As budgeting students, the misconceptions about the cost of sustainability circle the idea of having to buy new things. It is much cheaper to buy plastic toothbrushes and bottles of shower necessities than the zero-waste bamboo and shampoo bars, but sustainability mostly works hand-in-hand with saving money. It’s not about replacing every item but making use of what we have already and doing our bit towards the environment.

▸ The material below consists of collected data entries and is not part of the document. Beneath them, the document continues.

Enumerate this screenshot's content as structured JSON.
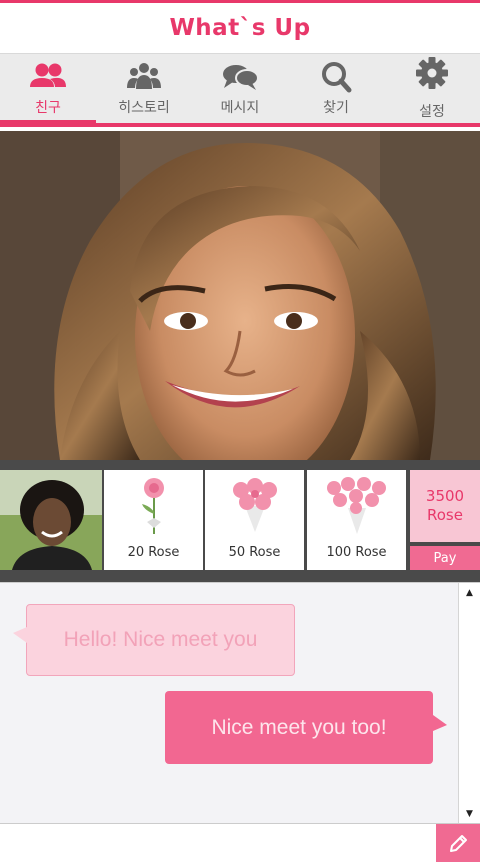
{
  "header": {
    "title": "What`s Up"
  },
  "tabs": [
    {
      "label": "친구",
      "icon": "friends-icon",
      "active": true
    },
    {
      "label": "히스토리",
      "icon": "group-icon",
      "active": false
    },
    {
      "label": "메시지",
      "icon": "chat-bubbles-icon",
      "active": false
    },
    {
      "label": "찾기",
      "icon": "search-icon",
      "active": false
    },
    {
      "label": "설정",
      "icon": "gear-icon",
      "active": false
    }
  ],
  "gifts": [
    {
      "label": "20 Rose",
      "icon": "single-rose-icon"
    },
    {
      "label": "50 Rose",
      "icon": "rose-bouquet-icon"
    },
    {
      "label": "100 Rose",
      "icon": "large-rose-bouquet-icon"
    }
  ],
  "price": {
    "amount": "3500",
    "unit": "Rose",
    "pay_label": "Pay"
  },
  "messages": [
    {
      "direction": "in",
      "text": "Hello! Nice meet you"
    },
    {
      "direction": "out",
      "text": "Nice meet you too!"
    }
  ],
  "input": {
    "placeholder": "",
    "value": ""
  },
  "colors": {
    "accent": "#e8386a",
    "bubble_out": "#f26791",
    "bubble_in": "#fbd3de"
  }
}
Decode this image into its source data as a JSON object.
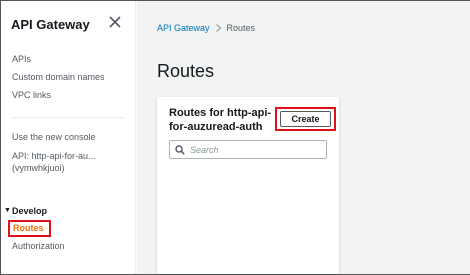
{
  "sidebar": {
    "title": "API Gateway",
    "items": [
      {
        "label": "APIs"
      },
      {
        "label": "Custom domain names"
      },
      {
        "label": "VPC links"
      }
    ],
    "new_console": "Use the new console",
    "api_label_line1": "API: http-api-for-au...",
    "api_label_line2": "(vymwhkjuoi)",
    "section": "Develop",
    "section_items": [
      {
        "label": "Routes",
        "active": true
      },
      {
        "label": "Authorization"
      }
    ]
  },
  "breadcrumb": {
    "parent": "API Gateway",
    "current": "Routes"
  },
  "page": {
    "title": "Routes"
  },
  "card": {
    "title": "Routes for http-api-for-auzuread-auth",
    "create_label": "Create",
    "search_placeholder": "Search"
  },
  "colors": {
    "accent": "#ec7211",
    "link": "#0073bb",
    "highlight": "#e0101a"
  }
}
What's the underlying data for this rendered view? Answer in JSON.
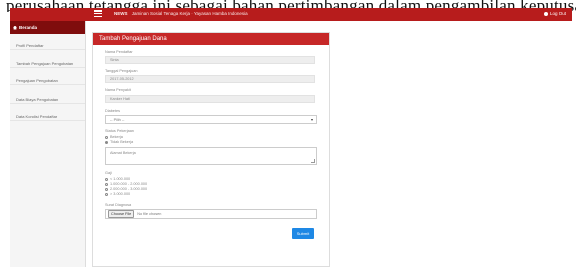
{
  "caption": "perusahaan tetangga ini sebagai bahan pertimbangan dalam pengambilan keputusan",
  "topbar": {
    "brand": "NEWS",
    "subtitle": "Jaminan Sosial Tenaga Kerja · Yayasan Hamba Indonesia",
    "logout": "Log Out"
  },
  "sidebar": {
    "header": "Beranda",
    "items": [
      "Profil Pendaftar",
      "Tambah Pengajuan Pengobatan",
      "Pengajuan Pengobatan",
      "Data Biaya Pengobatan",
      "Data Kondisi Pendaftar"
    ]
  },
  "panel": {
    "title": "Tambah Pengajuan Dana",
    "fields": [
      {
        "label": "Nama Pendaftar",
        "value": "Sinta"
      },
      {
        "label": "Tanggal Pengajuan",
        "value": "2017-05-2012"
      },
      {
        "label": "Nama Penyakit",
        "value": "Kanker Hati"
      }
    ],
    "select": {
      "label": "Diabetes",
      "value": "-- Pilih --"
    },
    "status": {
      "label": "Status Pekerjaan",
      "options": [
        "Bekerja",
        "Tidak Bekerja"
      ]
    },
    "address": {
      "placeholder": "Alamat Bekerja"
    },
    "income": {
      "label": "Gaji",
      "options": [
        "< 1.000.000",
        "1.000.000 - 2.000.000",
        "2.000.000 - 3.000.000",
        "> 3.000.000"
      ]
    },
    "upload": {
      "label": "Surat Diagnosa",
      "button": "Choose File",
      "status": "No file chosen"
    },
    "submit": "Submit"
  }
}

Cut down on meat and dairy
This is a tip that we have heard too many times. Meat and dairy-free alternatives tend to be more costly than real meat and dairy products, which can make eating a vegetarian or vegan diet unappealing to students. Fortunately, there are plenty of alternatives that can actually save you money. Staples such as fruit and vegetables are typically low cost and there are plenty of dishes that can be made with without meat or meat alternatives. If you don’t want to ditch the meat completely try limiting the amount of meat you buy by making bulk dishes for the week. In my second and third year at university, my housemates and bought chicken breasts and made a large curry to last a few days. We found that this was a more cost-efficient method of cutting down meat, whilst not being too diet restrictive.
Cut down on travel costs
If you come to university with a car, be aware of how much money you will be spending when there are cheaper and greener travel alternatives. Teach yourself routes to walk, or use buses in the area, or invest in a bicycle. In a city environment it is easy to forget about your carbon footprint when everybody else isn’t making an effort, but as a student this will also be helpful for your bank account. Share taxis with friends after nights out, or even better, just walk home together.
Reduce, reuse, recycle
Small personal actions can make all the difference. Invest in a reusable coffee cup or water bottle and bring a tote bag with you just in case you go shopping. Buying loose fruit and vegetables avoids single-use plastic and is better value for money, as the food is often bigger when sold separately. On the subject of food, make sure you and your housemates are recycling correctly and give any unwanted food to a local food bank. When you go to Uni, ditch the meal deal and bring your own lunch. If you want to get even more involved, consider joining protests to make your voice heard by big corporations and institutions. Even if you only commit to one or two of these tips, you will still be doing your part.